As the health insurance carriers have continued to lose money since the ACA was enacted, they have attempted to balance the losses by shrinking the networks of doctors and/or hospitals by offering more HMOs and EPOs. Many of the better physicians and hospital systems do not accept these plans since their reimbursement rates are much lower than with a PPO.
Fortunately, there is a solution. If you own your own company, have at least two employees (or two owners) and are structured in the proper way, meaning you have an actual entity such as a Partnership, LLC, C or S Corp, you are good to go. This can even work for a family that runs their business through an LLC. As long as the Husband/Wife are both Members of the LLC, the kids can be added as dependents on the plan and you have a small group. Now, not all Texas health insurance carriers will write a 2 person group plan, but we at Selected Benefits know the ones that will.
A small group health insurance plan is the easiest solution. Employer group insurance generally offers numerous PPO network choices as well as HMO and EPOs. The plans can be a little more expensive than an individual health policy, but the benefits will be far richer and you will regain access to those good PPO networks. Remember when your preferred doctors were actually “in-network”!
Quite a few of our clients have been converting from their current individual/family policy to a small group policy in 2016. As the networks have shrunk over the past 5 years, this has become a much more popular option.
As an example, our Houston health insurance clients did not have a single PPO plan they could purchase for 2016. Two very popular hospitals systems, MD Anderson Cancer Center and Texas Children’s Hospital, were excluded from the HMO/EPO networks. This leaves the client with a choice of either changing doctors or using a subpar facility in certain circumstances (such as cancer treatment). A small group health insurance policy linked to a PPO network would have solved this issue.

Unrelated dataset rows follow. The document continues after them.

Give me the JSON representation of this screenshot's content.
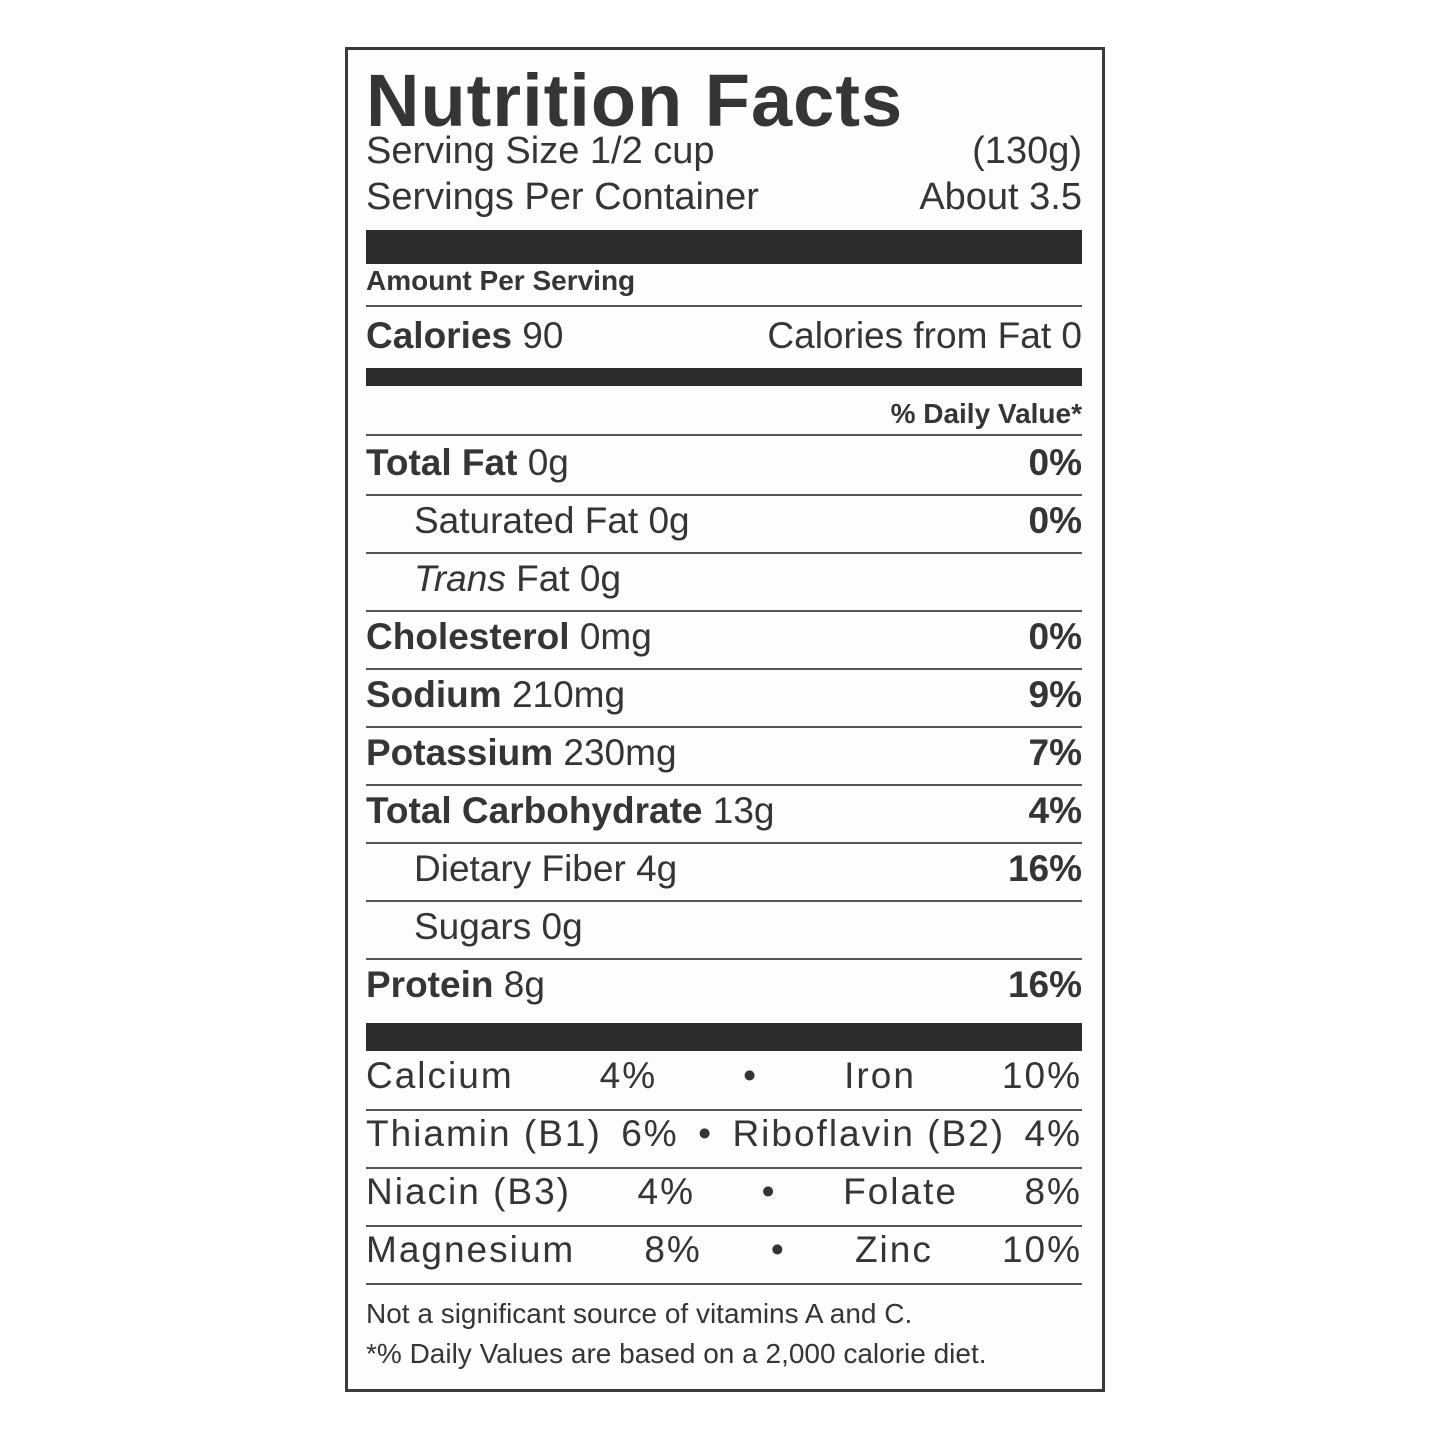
{
  "title": "Nutrition Facts",
  "serving_size": {
    "label": "Serving Size 1/2 cup",
    "value": "(130g)"
  },
  "servings_per_container": {
    "label": "Servings Per Container",
    "value": "About 3.5"
  },
  "amount_per_serving": "Amount Per Serving",
  "calories": {
    "label": "Calories",
    "value": "90",
    "from_fat": "Calories from Fat 0"
  },
  "daily_value_header": "% Daily Value*",
  "nutrients": [
    {
      "name": "Total Fat",
      "amount": "0g",
      "dv": "0%"
    },
    {
      "name": "Saturated Fat",
      "amount": "0g",
      "dv": "0%"
    },
    {
      "name": "Trans",
      "suffix": "Fat 0g",
      "dv": ""
    },
    {
      "name": "Cholesterol",
      "amount": "0mg",
      "dv": "0%"
    },
    {
      "name": "Sodium",
      "amount": "210mg",
      "dv": "9%"
    },
    {
      "name": "Potassium",
      "amount": "230mg",
      "dv": "7%"
    },
    {
      "name": "Total Carbohydrate",
      "amount": "13g",
      "dv": "4%"
    },
    {
      "name": "Dietary Fiber",
      "amount": "4g",
      "dv": "16%"
    },
    {
      "name": "Sugars",
      "amount": "0g",
      "dv": ""
    },
    {
      "name": "Protein",
      "amount": "8g",
      "dv": "16%"
    }
  ],
  "vitamins": [
    {
      "left": "Calcium",
      "left_dv": "4%",
      "right": "Iron",
      "right_dv": "10%"
    },
    {
      "left": "Thiamin (B1)",
      "left_dv": "6%",
      "right": "Riboflavin (B2)",
      "right_dv": "4%"
    },
    {
      "left": "Niacin (B3)",
      "left_dv": "4%",
      "right": "Folate",
      "right_dv": "8%"
    },
    {
      "left": "Magnesium",
      "left_dv": "8%",
      "right": "Zinc",
      "right_dv": "10%"
    }
  ],
  "separator": "•",
  "footnotes": [
    "Not a significant source of vitamins A and C.",
    "*% Daily Values are based on a 2,000 calorie diet."
  ]
}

This is not a perfect solution in that some families with small businesses, who are insured through the Marketplace, would lose their federal subsidy by forming a small group plan. In this situation, the benefit of receiving a subsidy would normally outweigh the benefit of access to a PPO network.
If you purchased either a non-subsidized Marketplace policy or an “off exchange” policy, this strategy will work quite well as there are tax benefits by running the insurance through your business including the intangible benefit of being able to provide your eligible employees with solid coverage which enhances your employee retention and recruitment.